Last month was the hottest June ever recorded on Earth

June 2019 was the hottest June ever recorded on Earth, according to the Copernicus Climate Change Service

Average temperatures were higher than two degrees Celsius above normal and as a whole in Europe, the month of June had temperatures that were one degree Celsius above the previous hottest June in 1999. 

Europe experienced a five-day heat wave due to a mass of hot air from the Saharan Desert. 

At the end of the month during the heatwave, temperatures were 6 to 10 degrees above average in France, Germany, and the Czech Republic. All three countries had the highest temperatures for June and France saw the highest temperatures in the country’s history. 

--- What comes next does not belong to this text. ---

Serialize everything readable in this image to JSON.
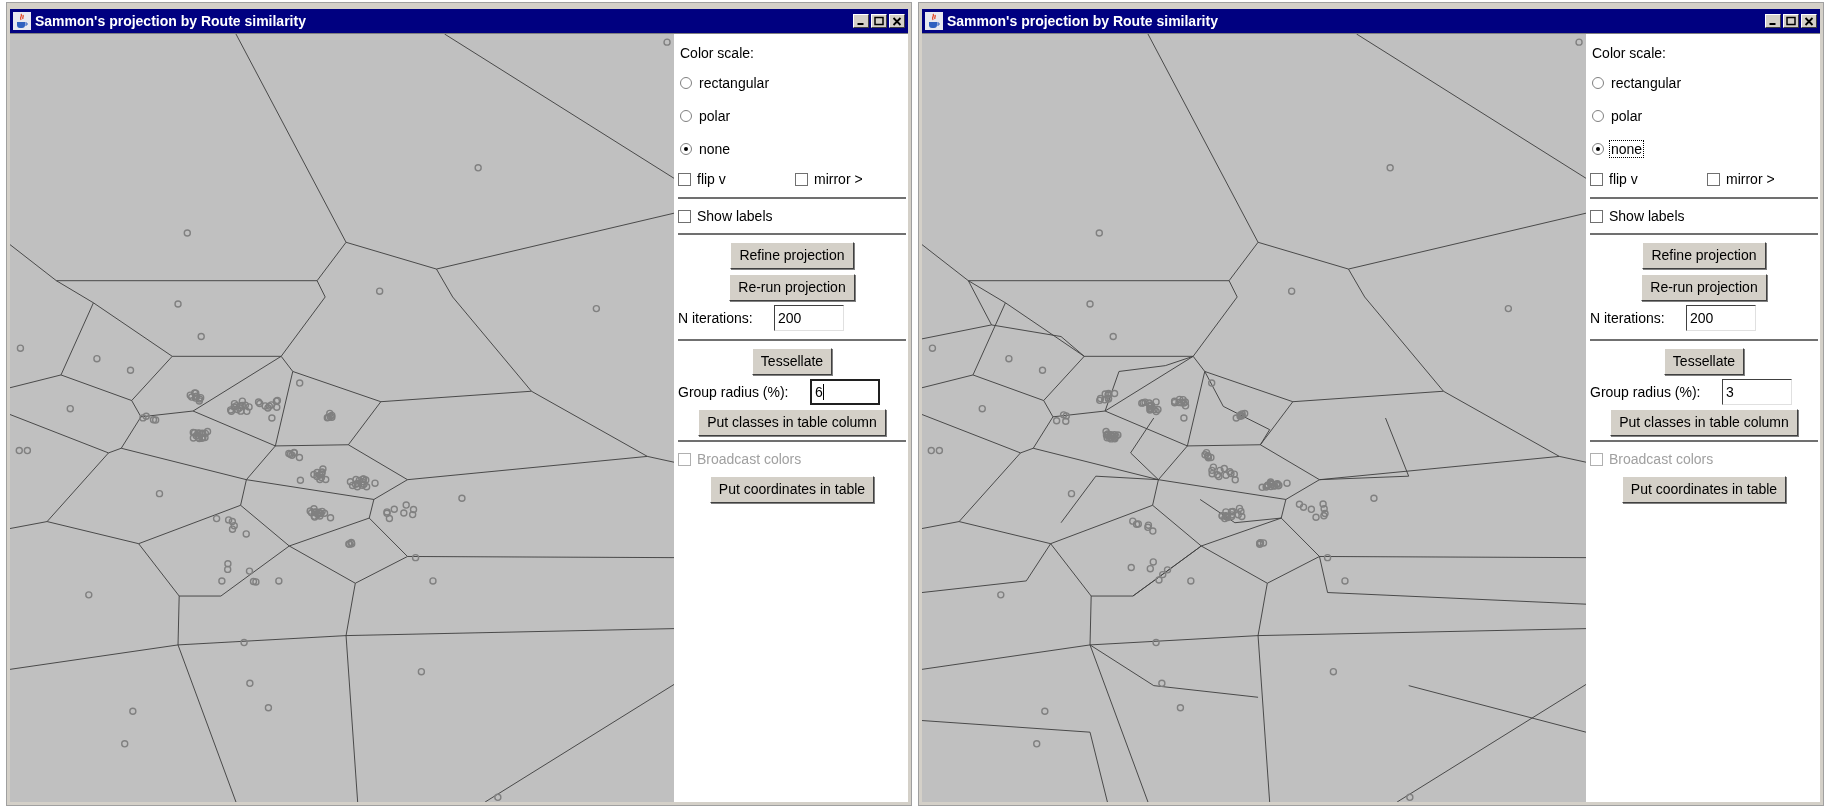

The unseasonably warm weather cannot be directly linked to climate change, according to the Copernicus Climate Change Service, but the increased atmospheric greenhouse gas levels have made extreme weather events like heat waves more common. 

In addition, climate change made Europe’s most recent heat wave five times more likely to happen. 

“We knew June was hot in Europe, but this study shows that temperature records haven’t just been broken. They have been obliterated,” Professor Hannah Cloke, natural hazards researcher at the University of Reading, told The Independent. “This is the hottest June on record in Europe by a country mile, and the warmest June we have ever seen globally.”

India recently suffered one of the longest and hottest heatwaves in recent history. As of June 19th, the death toll had reached at least 36, and hundreds more were admitted to hospitals due to heatstroke as the region faced more than 30 days of consecutive scorching temperatures. 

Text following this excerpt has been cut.